Bankruptcy & Divorce Costs
There are costs associated with any type of legal action. Some costs are fixed and can be predicted, such as bankruptcy filing fees. The filing fee for Chapter 7 is $335 and the filing fee for Chapter 13 is $310. Since bankruptcy is a federal law, the filing fees are consistent across the country. There is much more variability with concerning attorney fees for each case, but we could generalize that Chapter 7 will be between $900 and $1500 (although it can be higher if there are complex issues to address.)
Chapter 13 will cost somewhere between $3,000 and $4,000 in attorney fees just to get the plan in place. It is also important to note that the estimated attorney fees are for getting the plan confirmed and running, so any additional legal fees incurred during the three to five-year plan will be additional costs and billed at an hourly rate. Attorney fees for Chapter 13 are paid through the plan, which means that you are not out-of-pocket additional money, but that creditors in your plan may need to wait longer for their payments. You can also look to legal aid organizations to help you with your bankruptcy to save on attorney fees for either chapter.
For divorce, there is much more variability among all of the costs. To begin, each state will have its court filing fee which can range between $70 (Wyoming) and $435 (California,) the national average being $300, so that will depend entirely on where you reside. Next, attorney fees also vary, although several studies show that the national average hourly rate for divorce attorneys is $250 per hour. Here you can see that the attorney fees will increase the longer it takes to come to a resolution. The national average cost of divorce is approximately $15,000 per person, which includes attorney fees, court costs and any fees for any outside experts. This cost can be drastically reduced when the parties have already resolved most issues. If the divorce is uncontested, meaning both parties are in agreement with the dissolution of marriage, property settlement, custody arrangement (if any) and support payments (if applicable) then the average cost for a divorce lawyer drops down to about $1,000. This is, however, not always possible due to the circumstances and if the parties are not in agreement and require mediation or court hearings to resolve matters the attorney fees will add up quickly. Here again, you can seek assistance from legal aid organizations for help in your divorce to save on fees, but that might not result in the type of representation you prefer.
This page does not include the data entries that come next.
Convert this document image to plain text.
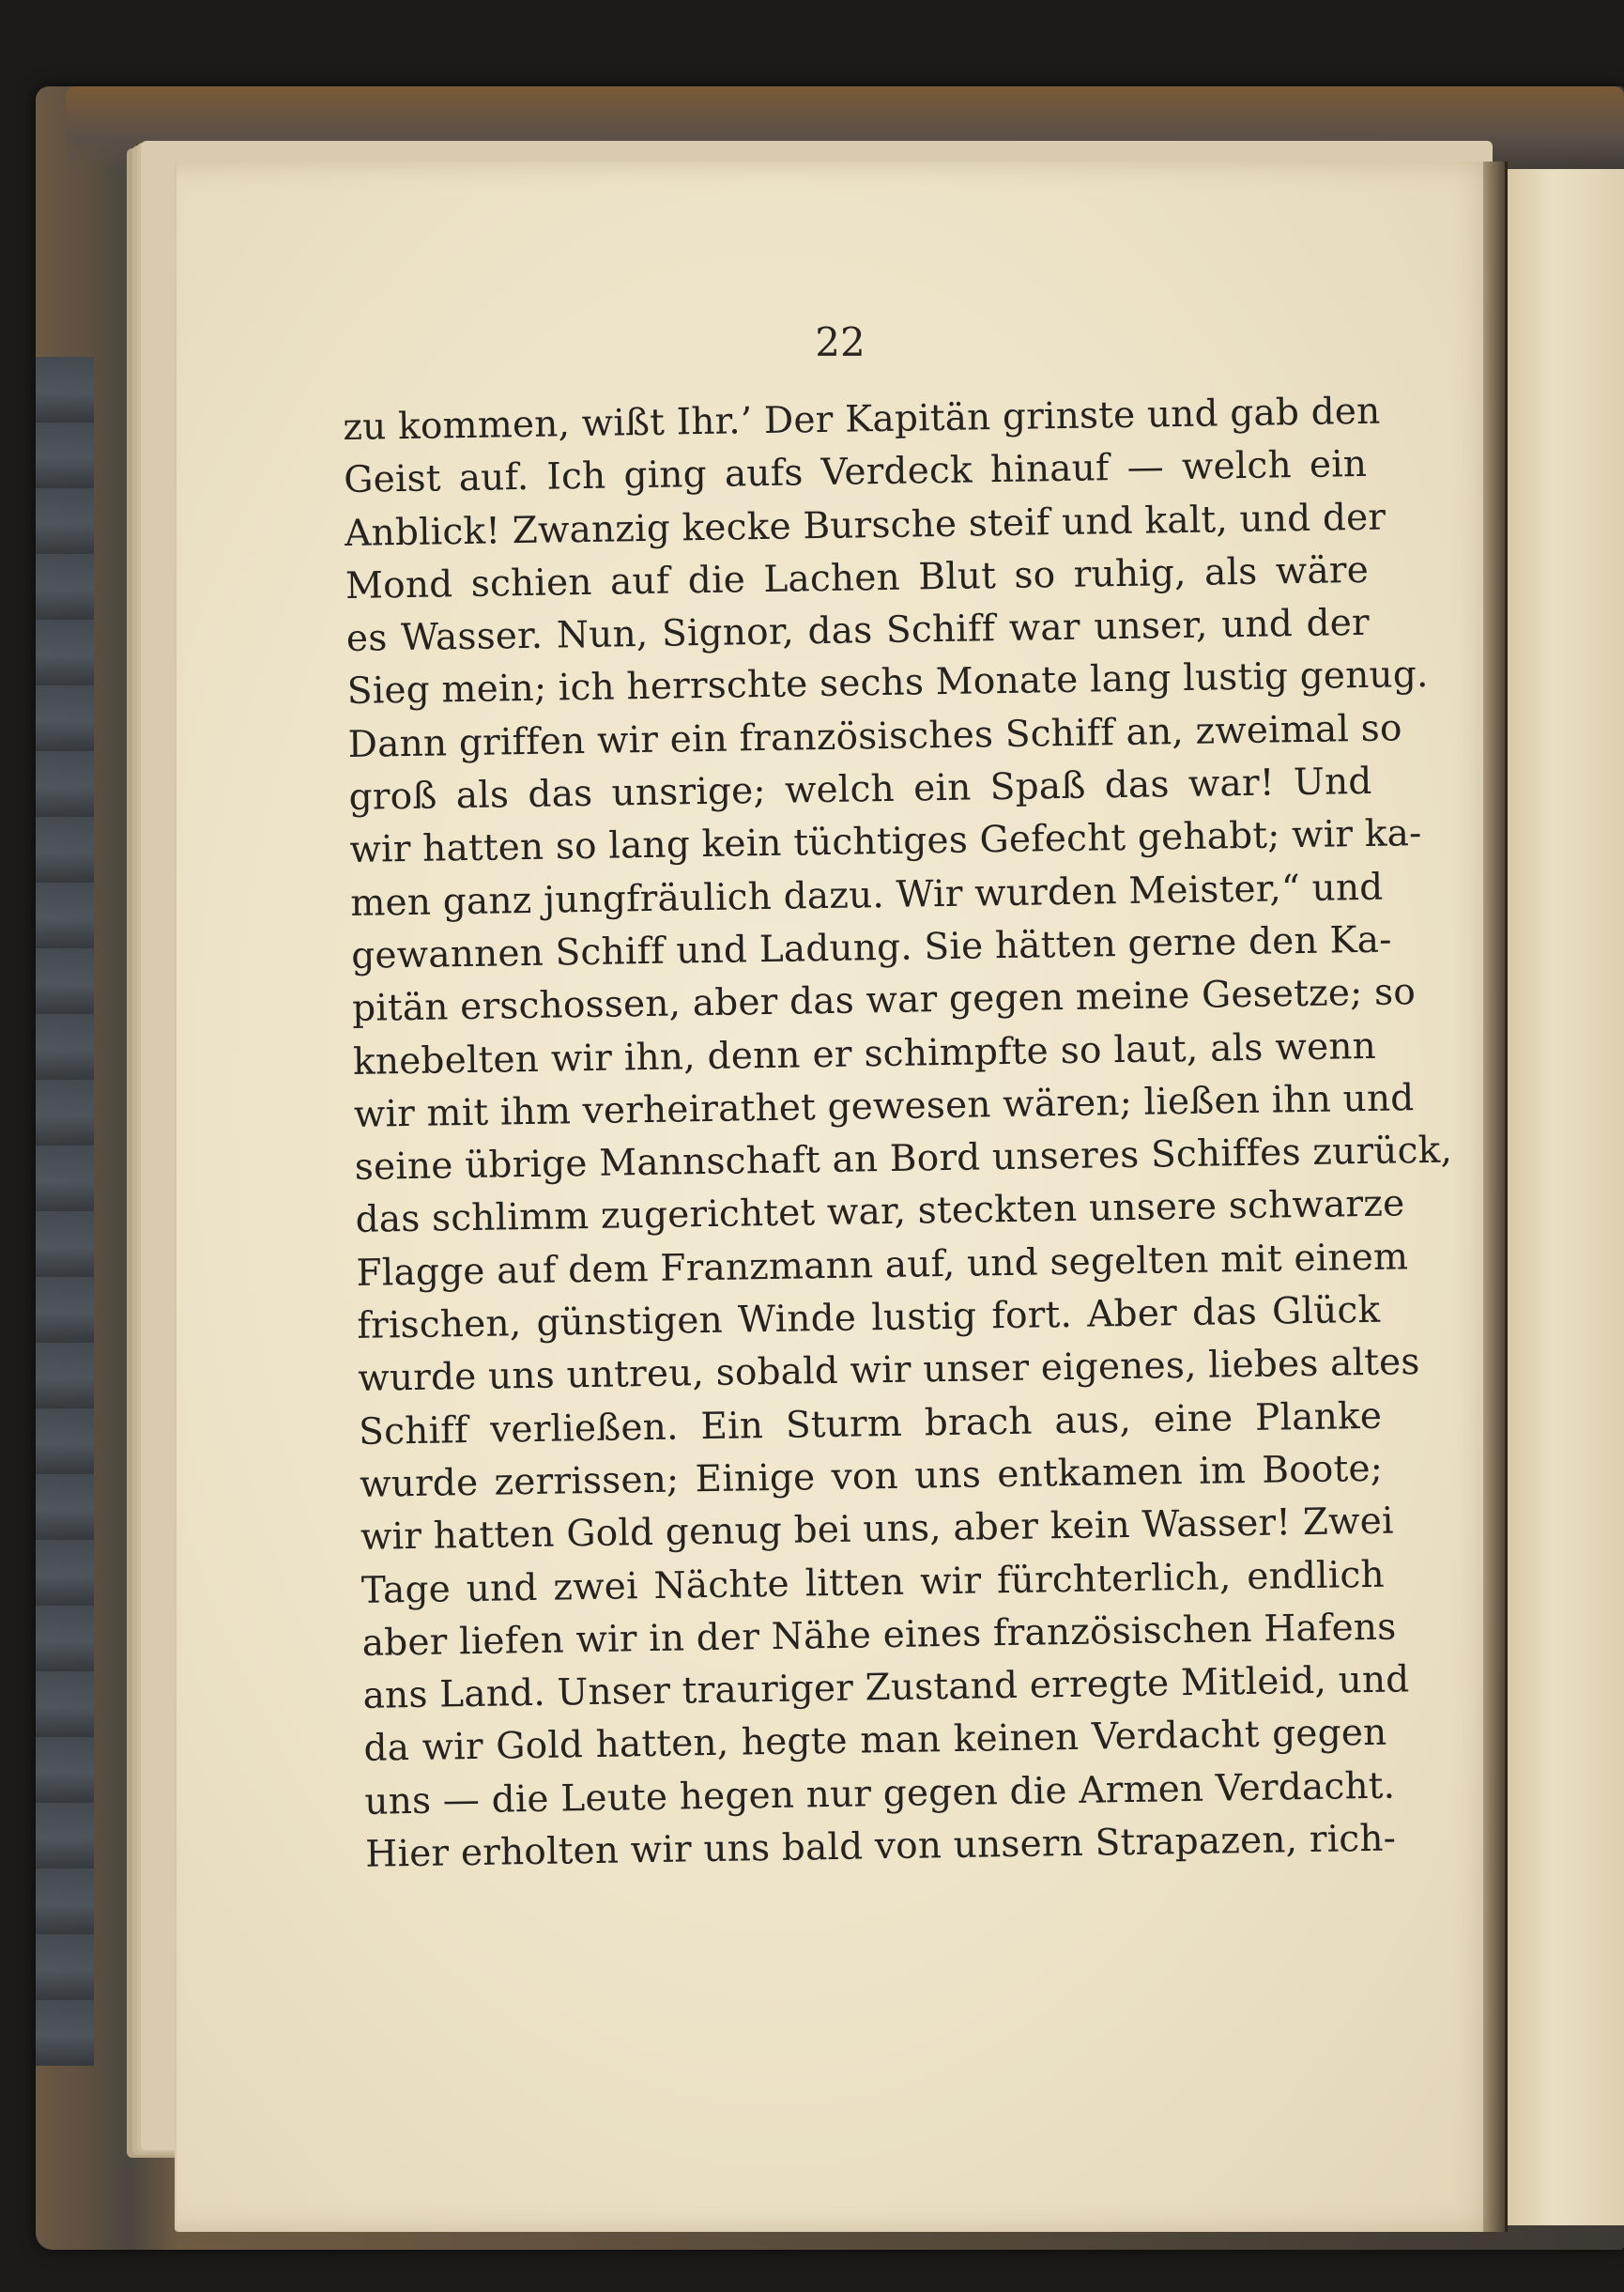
22
zu kommen, wißt Ihr.’ Der Kapitän grinste und gab den
Geist auf. Ich ging aufs Verdeck hinauf — welch ein
Anblick! Zwanzig kecke Bursche steif und kalt, und der
Mond schien auf die Lachen Blut so ruhig, als wäre
es Wasser. Nun, Signor, das Schiff war unser, und der
Sieg mein; ich herrschte sechs Monate lang lustig genug.
Dann griffen wir ein französisches Schiff an, zweimal so
groß als das unsrige; welch ein Spaß das war! Und
wir hatten so lang kein tüchtiges Gefecht gehabt; wir ka-
men ganz jungfräulich dazu. Wir wurden Meister,“ und
gewannen Schiff und Ladung. Sie hätten gerne den Ka-
pitän erschossen, aber das war gegen meine Gesetze; so
knebelten wir ihn, denn er schimpfte so laut, als wenn
wir mit ihm verheirathet gewesen wären; ließen ihn und
seine übrige Mannschaft an Bord unseres Schiffes zurück,
das schlimm zugerichtet war, steckten unsere schwarze
Flagge auf dem Franzmann auf, und segelten mit einem
frischen, günstigen Winde lustig fort. Aber das Glück
wurde uns untreu, sobald wir unser eigenes, liebes altes
Schiff verließen. Ein Sturm brach aus, eine Planke
wurde zerrissen; Einige von uns entkamen im Boote;
wir hatten Gold genug bei uns, aber kein Wasser! Zwei
Tage und zwei Nächte litten wir fürchterlich, endlich
aber liefen wir in der Nähe eines französischen Hafens
ans Land. Unser trauriger Zustand erregte Mitleid, und
da wir Gold hatten, hegte man keinen Verdacht gegen
uns — die Leute hegen nur gegen die Armen Verdacht.
Hier erholten wir uns bald von unsern Strapazen, rich-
The decisions that you make about when to file bankruptcy and whether to do so together with your spouse, as well as the decision to divorce, are highly personal. Both types of relief are available for you to pursue, in whichever combination and order you choose. You are the best judge of your priorities and goals but you can always discuss your specific circumstances with an attorney, legal aid or non-profit like Upsolve to thoroughly explore all of your options and help make the right decision for you.